無駄で危険な核燃料再処理の中止を

 青森県六ヶ所村にある使用済み核燃料の再処理工場。相次ぐトラブルで本格稼働はすでに15回も延期された。大量の放射能を環境にばらまく再処理工場は本当に必要なのか。

 さいたま市見沼区で活動を続ける環境団体「エコ見沼」は2月1日、『どうする?再処理 めぐりめぐった放射能がわたしたちの身体(カラダ)に…』を開催。会場となった東大宮コミュニティセンターには大勢が詰めかけた。

 最初にドイツのヴァッカーズドルフ再処理工場の反対運動を描いた『核分裂過程』を上映。もともと湖と森に囲まれたヴァッカーズドルフは、保守的な土地柄だった。政府は再処理工場の建設にあたって「ここに建てられないなら、どこにも建てられない」と発言。しかし住民達は「我々は従順な馬鹿者ではない」「生命を犠牲にするのか」と怒りの声を上げ、デモを行う。

 政府は何百人もの機動隊を動員し、建設予定地に座り込む人々を強制排除。高圧放水や催涙ガスが撃ち込まれ、多くの人が逮捕される。やがて敷地は鉄柵で囲まれる。「無政府主義者・共産主義者が女性や子どもを人質に内乱を起こそうとしている」と主張する政府。マスコミは同調し、抵抗する人々を「カオーテン(無法者)」と報道した。

 住民たちは「これは民主主義ではなく独裁だ。行政こそ法を順守すべき。真実が報道されていない。暴力をしかけているのは警察だ」と訴える。映画は、原子力利用は暴力的で、非民主的なことを明らかにしていく。

 続けて鎌仲ひとみ監督の『六ヶ所村通信no.4』を上映後、鎌仲さんと原子力資料情報室の澤井正子さんが対談。澤井さんは「反対運動の力でヴァッカーズドルフの再処理工場建設は1989年に中止した」「政治を変えなければ原発は止まらない」と、ドイツ「緑の党」が「脱原子力法」を策定したことを紹介。「原発の終了時期が定まっているからこそ、最終処分場の計画も話し合える」と指摘した。

鎌仲ひとみ監督と原子力資料情報室の澤井正子さん

 鎌仲さんは「医療費が削減される中、核燃料サイクルには膨大なお金がつぎ込まれている」「アメリカのハンフォード再処理施設では廃液が漏れ、地下水を汚染し、川にも流入。毎年1・3兆円を対策費にあてているが流出は止まらない」「六ヶ所の再処理工場でも膨大な電気と純水を使って、放射能廃液を強制冷却している。工場長の話によれば年間50億円ほどが使われている」と、再処理の無駄と危険性を訴えた。
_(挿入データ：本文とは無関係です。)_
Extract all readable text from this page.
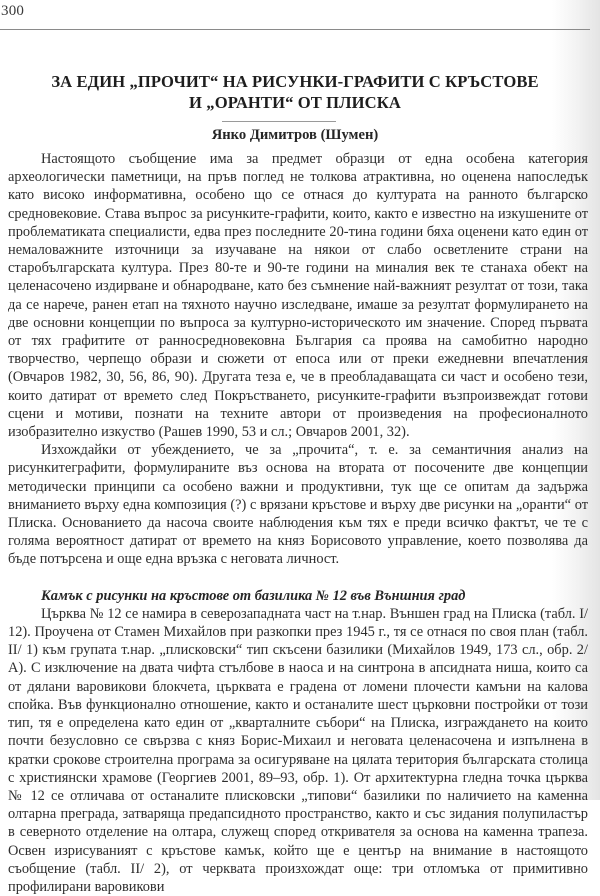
300
ЗА ЕДИН „ПРОЧИТ“ НА РИСУНКИ-ГРАФИТИ С КРЪСТОВЕ
И „ОРАНТИ“ ОТ ПЛИСКА
Янко Димитров (Шумен)

Настоящото съобщение има за предмет образци от една особена категория археологически паметници, на пръв поглед не толкова атрактивна, но оценена напоследък като високо информативна, особено що се отнася до културата на ранното българско средновековие. Става въпрос за рисунките-графити, които, както е известно на изкушените от проблематиката специалисти, едва през последните 20-тина години бяха оценени като един от немаловажните източници за изучаване на някои от слабо осветлените страни на старобългарската култура. През 80-те и 90-те години на миналия век те станаха обект на целенасочено издирване и обнародване, като без съмнение най-важният резултат от този, така да се нарече, ранен етап на тяхното научно изследване, имаше за резултат формулирането на две основни концепции по въпроса за културно-историческото им значение. Според първата от тях графитите от ранносредновековна България са проява на самобитно народно творчество, черпещо образи и сюжети от епоса или от преки ежедневни впечатления (Овчаров 1982, 30, 56, 86, 90). Другата теза е, че в преобладаващата си част и особено тези, които датират от времето след Покръстването, рисунките-графити възпроизвеждат готови сцени и мотиви, познати на техните автори от произведения на професионалното изобразително изкуство (Рашев 1990, 53 и сл.; Овчаров 2001, 32).

Изхождайки от убеждението, че за „прочита“, т. е. за семантичния анализ на рисункитеграфити, формулираните въз основа на втората от посочените две концепции методически принципи са особено важни и продуктивни, тук ще се опитам да задържа вниманието върху една композиция (?) с врязани кръстове и върху две рисунки на „оранти“ от Плиска. Основанието да насоча своите наблюдения към тях е преди всичко фактът, че те с голяма вероятност датират от времето на княз Борисовото управление, което позволява да бъде потърсена и още една връзка с неговата личност.

Камък с рисунки на кръстове от базилика № 12 във Външния град

Църква № 12 се намира в северозападната част на т.нар. Външен град на Плиска (табл. I/ 12). Проучена от Стамен Михайлов при разкопки през 1945 г., тя се отнася по своя план (табл. II/ 1) към групата т.нар. „плисковски“ тип скъсени базилики (Михайлов 1949, 173 сл., обр. 2/ А). С изключение на двата чифта стълбове в наоса и на синтрона в апсидната ниша, които са от дялани варовикови блокчета, църквата е градена от ломени плочести камъни на калова спойка. Във функционално отношение, както и останалите шест църковни постройки от този тип, тя е определена като един от „кварталните събори“ на Плиска, изграждането на които почти безусловно се свързва с княз Борис-Михаил и неговата целенасочена и изпълнена в кратки срокове строителна програма за осигуряване на цялата територия българската столица с християнски храмове (Георгиев 2001, 89–93, обр. 1). От архитектурна гледна точка църква № 12 се отличава от останалите плисковски „типови“ базилики по наличието на каменна олтарна преграда, затваряща предапсидното пространство, както и със зидания полупиластър в северното отделение на олтара, служещ според откривателя за основа на каменна трапеза. Освен изрисуваният с кръстове камък, който ще е център на внимание в настоящото съобщение (табл. II/ 2), от черквата произхождат още: три отломъка от примитивно профилирани варовикови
 さらに電気事業連合会(電事連)の広告に対し、日本広告審査機構(JARO)が「原子力発電にクリーンという表現を使うことはなじまない」との見解を示していたことも報告された。「発電時に二酸化炭素(CO2)を出さないことだけをとらえて『クリーン』と表現すべきではない」と通達したという。

 その他にもオール電化住宅の問題や、自然エネルギーの促進など、2人のトークは多岐に渡った。会場からの質問も相次ぎ、熱気に満ちたトークイベントとなった。